Speaking at a conference on the food supply chain organised by the Westminster Food & Nutrition Forum in London last month, Elliott said he was fairly confident his recommendations, which are unlikely to be changed in his final report, expected to be published late spring would be adopted by government.
‘More secure supply chain’
Elliott, who is director for the Institute for Global Food Security at Queen’s University Belfast, said: “If the recommendations are implemented they will give us a more secure supply chain.” He described the response from all stakeholders including government ministers as “remarkable in the fact that it has been very positive”.
His interim report called for better auditing of food premises and the establishment of a Food Crime Unit within the Food Standards Agency, which he argued should be returned responsibility for the Food Authenticity Programme and policy over compositional labelling from the Department for Environment, Food and Rural Affairs.
‘Distinct lack of communication’
While Elliott said the industry needed to do much more to put its house in order, he also highlighted failures in government support during the crisis. He said: “We have many, many government departments and what I found [in inquiries about the handling of the horsemeat scandal] was a distinct lack of communication between those governmental stakeholders.”

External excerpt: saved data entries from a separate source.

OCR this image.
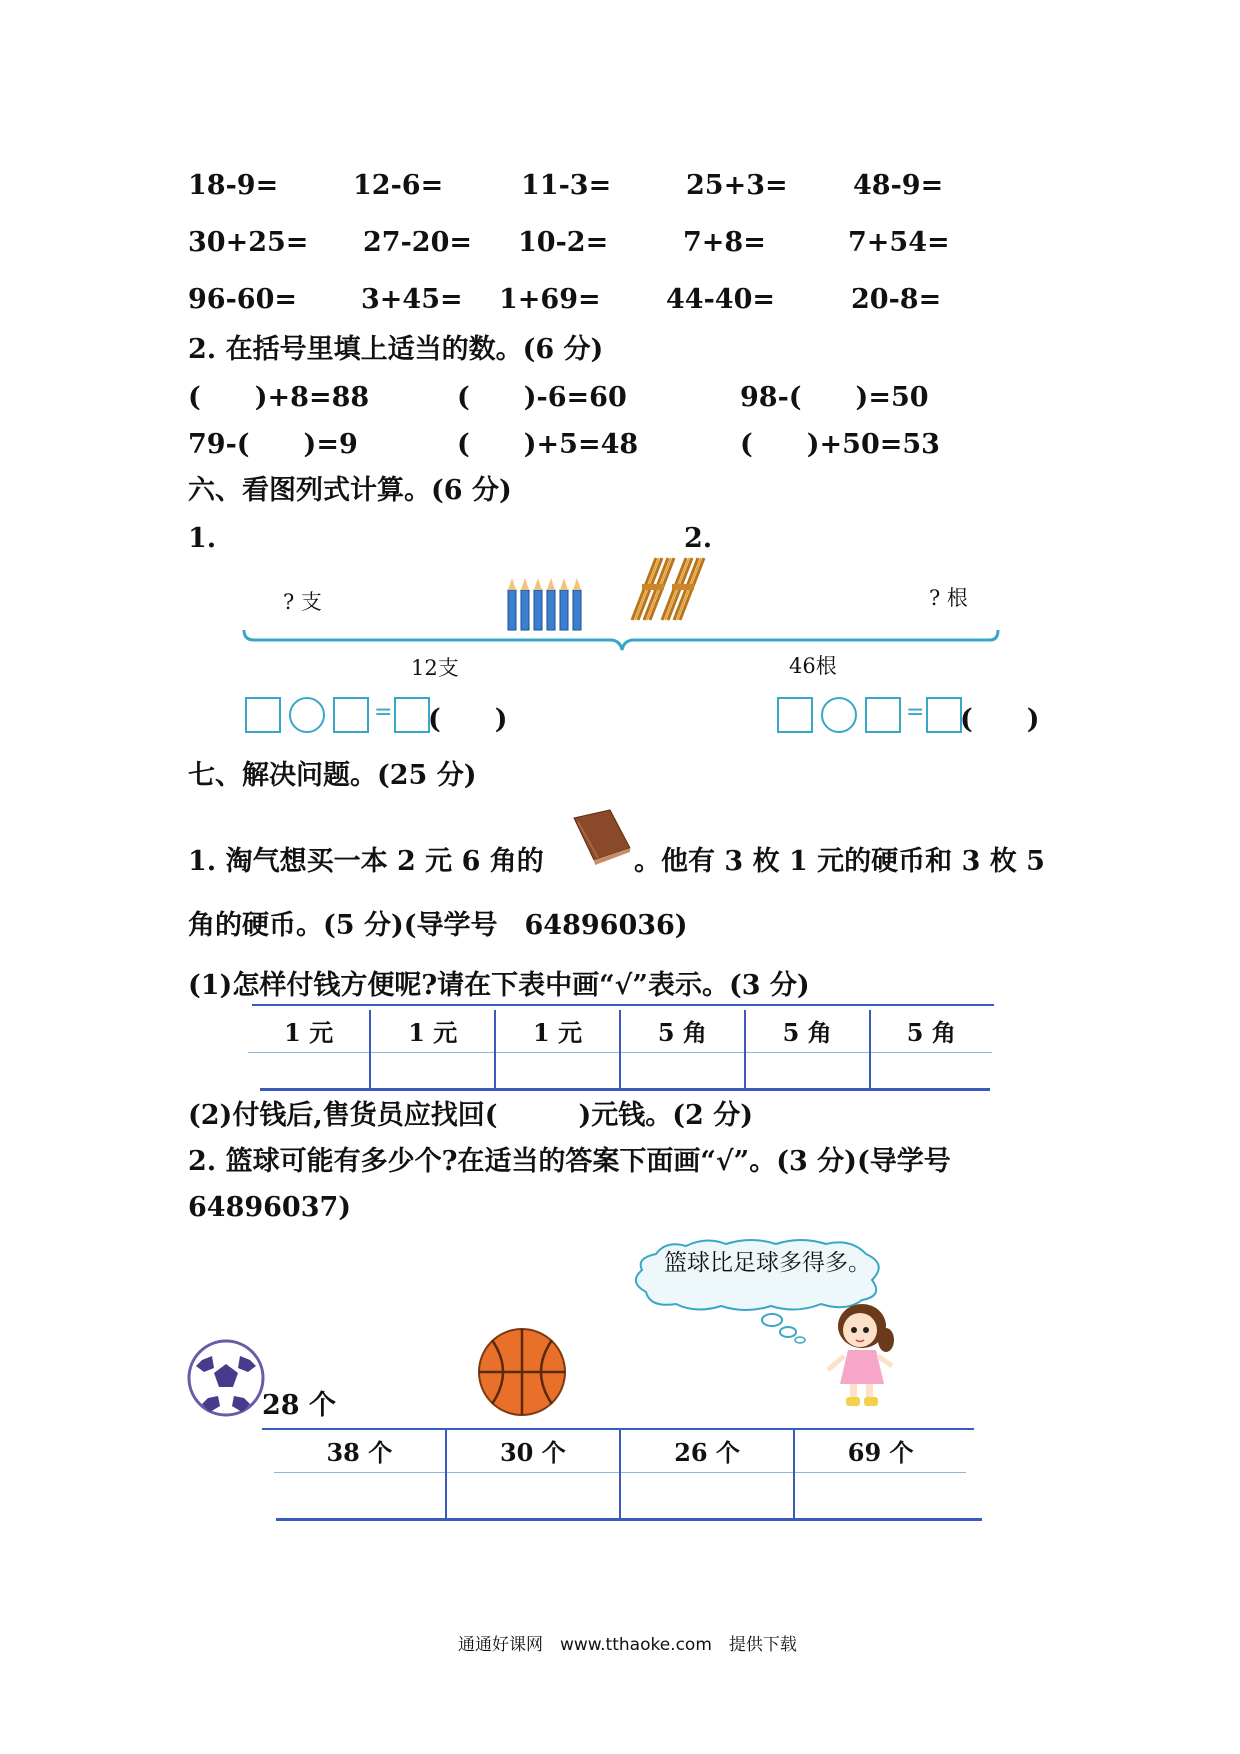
18-9=	12-6=	11-3=	25+3= 48-9=
30+25= 27-20= 10-2=	7+8=	7+54=
96-60= 3+45= 1+69= 44-40=	20-8=
2. 在括号里填上适当的数。(6 分)
(　　)+8=88	(　　)-6=60	98-(　　)=50
79-(　　)=9	(　　)+5=48	(　　)+50=53
六、看图列式计算。(6 分)
1.	2.
? 支	? 根
12支	46根
= (　　)	= (　　)
七、解决问题。(25 分)
1. 淘气想买一本 2 元 6 角的	。他有 3 枚 1 元的硬币和 3 枚 5
角的硬币。(5 分)(导学号　64896036)
(1)怎样付钱方便呢?请在下表中画“√”表示。(3 分)
1 元	1 元	1 元	5 角	5 角	5 角

(2)付钱后,售货员应找回(　　　)元钱。(2 分)
2. 篮球可能有多少个?在适当的答案下面画“√”。(3 分)(导学号
64896037)
篮球比足球多得多。
28 个
38 个	30 个	26 个	69 个

通通好课网　www.tthaoke.com　提供下载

To address the “variability” in the quality of testing for horsemeat in samples from UK laboratories following last year's scandal, Elliott said: “What we need in the UK is much more thought about the infrastructure of how we deal with the testing of food food safety and food crime.”
No-one detected the horsemeat scandal “because the auditing was not set up to detect fraud, the auditing is developed to look at matters pertaining to hygiene and food safety”. While safety auditing should not be downgraded, he called for urgent training of auditors to look for food fraud as well as hygiene.